BY MUYIWA ADETIBA
I couldn’t stay up to watch the re-election of President Barak Obama. Much as I wanted to, I knew from my racing heartbeat, that it wasn’t the wisest thing to do.
The last debate I watched, I had spent more time watching the voter’s reaction to the comments instead of enjoying the quality of the debate. I knew then that I was, contrary to my profession, more involved than I needed to be. During the day, I had spent time getting in touch with my friends in the US and the UK. All, and I mean all, wanted Obama to win.
By 5.30am, I was roused from my sleep by ecstatic calls, telling me Obama had won. The relief that flowed through me was so strong that I wondered why. Obama in the final analysis, is an American who will always put American interests ahead of any other interest including that of Kenya, his ancestral home. His last four years neither benefited me nor my country.There are no indications that the next four will. So why am I so involved? I tried to tell myself that his policies were better and more inclusive; and that Mitt Romney was too shifty. But so what? Its still an American election.
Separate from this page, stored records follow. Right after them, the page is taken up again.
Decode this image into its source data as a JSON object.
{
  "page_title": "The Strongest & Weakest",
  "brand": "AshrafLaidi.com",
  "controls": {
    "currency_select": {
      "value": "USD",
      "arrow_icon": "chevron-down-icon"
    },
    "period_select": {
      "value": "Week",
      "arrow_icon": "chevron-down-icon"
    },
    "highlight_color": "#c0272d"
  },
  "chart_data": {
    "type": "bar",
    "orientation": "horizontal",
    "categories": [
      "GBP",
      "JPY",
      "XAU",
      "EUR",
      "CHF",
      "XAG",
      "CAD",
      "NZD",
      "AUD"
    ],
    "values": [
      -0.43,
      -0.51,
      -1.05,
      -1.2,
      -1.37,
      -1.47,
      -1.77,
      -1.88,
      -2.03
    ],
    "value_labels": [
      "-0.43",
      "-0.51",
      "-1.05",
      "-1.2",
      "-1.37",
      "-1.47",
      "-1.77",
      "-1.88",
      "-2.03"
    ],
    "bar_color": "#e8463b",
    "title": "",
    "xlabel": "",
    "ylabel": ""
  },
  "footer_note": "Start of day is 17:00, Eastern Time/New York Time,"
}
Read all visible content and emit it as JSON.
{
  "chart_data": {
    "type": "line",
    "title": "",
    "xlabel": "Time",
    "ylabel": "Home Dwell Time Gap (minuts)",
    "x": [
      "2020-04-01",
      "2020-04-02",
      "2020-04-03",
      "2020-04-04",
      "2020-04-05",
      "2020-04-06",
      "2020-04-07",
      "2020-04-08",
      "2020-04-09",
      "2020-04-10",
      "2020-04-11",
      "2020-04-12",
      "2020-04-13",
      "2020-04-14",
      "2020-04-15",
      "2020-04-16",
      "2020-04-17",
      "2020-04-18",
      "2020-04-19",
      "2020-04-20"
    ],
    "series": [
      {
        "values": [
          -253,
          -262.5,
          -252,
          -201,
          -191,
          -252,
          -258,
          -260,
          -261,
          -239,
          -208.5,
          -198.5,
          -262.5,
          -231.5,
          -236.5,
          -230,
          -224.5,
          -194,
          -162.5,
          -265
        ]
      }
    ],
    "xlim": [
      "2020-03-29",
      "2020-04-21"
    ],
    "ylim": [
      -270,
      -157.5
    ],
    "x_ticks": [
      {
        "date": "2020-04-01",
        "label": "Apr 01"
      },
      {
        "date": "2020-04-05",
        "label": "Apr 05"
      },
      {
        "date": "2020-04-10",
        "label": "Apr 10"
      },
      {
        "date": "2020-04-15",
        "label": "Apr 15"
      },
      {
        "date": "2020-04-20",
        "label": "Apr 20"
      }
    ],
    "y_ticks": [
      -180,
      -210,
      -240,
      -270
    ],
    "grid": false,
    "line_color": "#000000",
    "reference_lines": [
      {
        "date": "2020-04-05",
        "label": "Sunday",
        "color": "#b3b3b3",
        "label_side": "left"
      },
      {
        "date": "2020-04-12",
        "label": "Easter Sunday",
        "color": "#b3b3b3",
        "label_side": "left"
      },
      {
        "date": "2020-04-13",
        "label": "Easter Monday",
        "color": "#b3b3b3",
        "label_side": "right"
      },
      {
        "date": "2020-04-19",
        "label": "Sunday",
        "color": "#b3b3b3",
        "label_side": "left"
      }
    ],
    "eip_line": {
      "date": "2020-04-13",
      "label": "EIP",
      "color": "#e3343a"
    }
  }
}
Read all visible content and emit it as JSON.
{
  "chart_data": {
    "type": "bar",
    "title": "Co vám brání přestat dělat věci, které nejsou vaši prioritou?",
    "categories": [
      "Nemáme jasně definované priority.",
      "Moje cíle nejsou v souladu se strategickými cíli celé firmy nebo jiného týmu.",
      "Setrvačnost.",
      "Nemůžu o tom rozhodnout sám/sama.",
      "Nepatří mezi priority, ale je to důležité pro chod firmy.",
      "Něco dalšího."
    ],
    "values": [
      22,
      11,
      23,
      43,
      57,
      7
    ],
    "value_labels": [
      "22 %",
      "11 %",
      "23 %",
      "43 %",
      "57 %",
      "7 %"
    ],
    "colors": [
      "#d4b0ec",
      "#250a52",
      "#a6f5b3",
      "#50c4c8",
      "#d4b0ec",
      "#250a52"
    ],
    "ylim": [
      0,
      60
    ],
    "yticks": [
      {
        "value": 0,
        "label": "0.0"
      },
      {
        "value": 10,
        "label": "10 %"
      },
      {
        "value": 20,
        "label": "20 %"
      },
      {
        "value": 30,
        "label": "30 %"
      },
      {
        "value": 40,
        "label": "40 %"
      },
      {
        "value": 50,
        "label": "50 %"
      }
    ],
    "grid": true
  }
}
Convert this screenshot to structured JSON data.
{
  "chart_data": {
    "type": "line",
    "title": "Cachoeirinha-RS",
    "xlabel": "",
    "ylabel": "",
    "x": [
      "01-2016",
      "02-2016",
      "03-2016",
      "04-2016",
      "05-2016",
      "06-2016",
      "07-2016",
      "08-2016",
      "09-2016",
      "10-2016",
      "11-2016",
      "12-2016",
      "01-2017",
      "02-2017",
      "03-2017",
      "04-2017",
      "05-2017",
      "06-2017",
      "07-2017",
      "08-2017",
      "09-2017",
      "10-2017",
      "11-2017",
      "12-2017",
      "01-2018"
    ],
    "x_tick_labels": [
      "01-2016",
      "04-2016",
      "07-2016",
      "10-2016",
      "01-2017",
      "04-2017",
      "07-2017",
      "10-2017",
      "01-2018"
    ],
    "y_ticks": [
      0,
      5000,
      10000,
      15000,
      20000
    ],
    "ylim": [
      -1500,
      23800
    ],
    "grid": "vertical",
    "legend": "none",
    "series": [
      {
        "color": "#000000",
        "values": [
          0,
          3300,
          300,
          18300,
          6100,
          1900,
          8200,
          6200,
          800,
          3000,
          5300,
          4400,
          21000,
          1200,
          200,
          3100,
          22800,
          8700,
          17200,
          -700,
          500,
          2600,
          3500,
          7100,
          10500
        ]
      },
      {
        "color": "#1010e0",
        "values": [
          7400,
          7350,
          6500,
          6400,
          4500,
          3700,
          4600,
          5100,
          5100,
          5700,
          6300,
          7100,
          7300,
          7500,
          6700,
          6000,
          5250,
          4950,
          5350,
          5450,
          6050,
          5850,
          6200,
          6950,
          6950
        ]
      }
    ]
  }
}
After all, Al Gore was to me, a better candidate than George Bush. But I lost no sleep over his loss. I also felt that the dour Scot, Gordon Brown, was a better man to lead Britain out of its recession than the glib, handsome and empty David Cameron. America suffered economically, and in global perception, for its choice just as Britain is suffering economically for the decision to pick Cameron. For me, a bystander, nothing spoil. So why am I so passionate about this American election? Could it have something to do with the colour of Obama’s skin?
Later that Wednesday, I had a meeting with some veteran journalists. Those who had stayed up for the re-election, were bleary eyed from lack of sleep. But they all had this feel-good thing and they all expressed joy at the outcome of the election. Some were so passionate that I again wondered if it would translate to anything positive for Nigeria. These were veterans who had been trained to be objective, even cynical sometimes. Yet, they couldn’t see anything wrong with Obama or anything right with Romney for that matter. And I thought, uneasily, if we were all routing for something other than the content of the head here.
Later, when the demographic analysis came on CNN, it was discovered that over 90% blacks and over 75% Hispanics voted for Obama. Now, that is block voting. And all of us who are delirious, should ask ourselves if Obama would have won if the whites who constituted over 70% of the eligible voters, had block voted too. Our hero, reverend Luther King, admonished us to look at the content of the head (heart) and not the colour of the skin. Is that what we have done? Is that what we do? How many of us have turned on our TV sets to find a white guy and a black guy fight in a boxing contest and instinctively want the black guy to win? Same thing in a tennis tournament. These are not things to be proud of in the twenty-first century.
We must be honest and admit that, of recent, the whites have been more welcoming of content and more tolerant of colour than we have been. Britain has been so tolerant of different cultures that its own culture has been down played. It now proudly calls itself a multicultural society. The other day, France said it didn’t want the use of veils in schools and all hell broke loose. Can any female go to the Middle-East and not cover her head no matter how westernised or feminist she claims to be? I think we should learn to be less sensitive and more tolerant of other people and culture.
While we welcome the second coming of Obama, we must applaud the system that brought the son of an immigrant to the White House. And emulate it. In Nigeria, we are all still consumed with primordial politics of ‘it’s the turn of the North’, ‘it’s the turn of the Igbos’, ‘the Yorubas are maginalised’ etc. The kind of ancient, tribal politics that had not led us anywhere, and will never lead us anywhere.
We should be concerned with what you bring to the dinner table and not who you represent at the dinner table. A country that wants to prosper must look for visionary leaders who have ‘something’ between their ears. Colour, tribe and gender are accidents of birth,and should have no role to play in the new world.
The American white voters the majority – chose content over colour. Can our tribal war lords rise up to this ideal? Can our journalists preach it?
The day a gifted and visionary South African white rises up with the support of the majority of black voters, to legitimately contest for—and win—that country’s highest office, will be the day Africa (and maybe the rest of the world) would have come of age.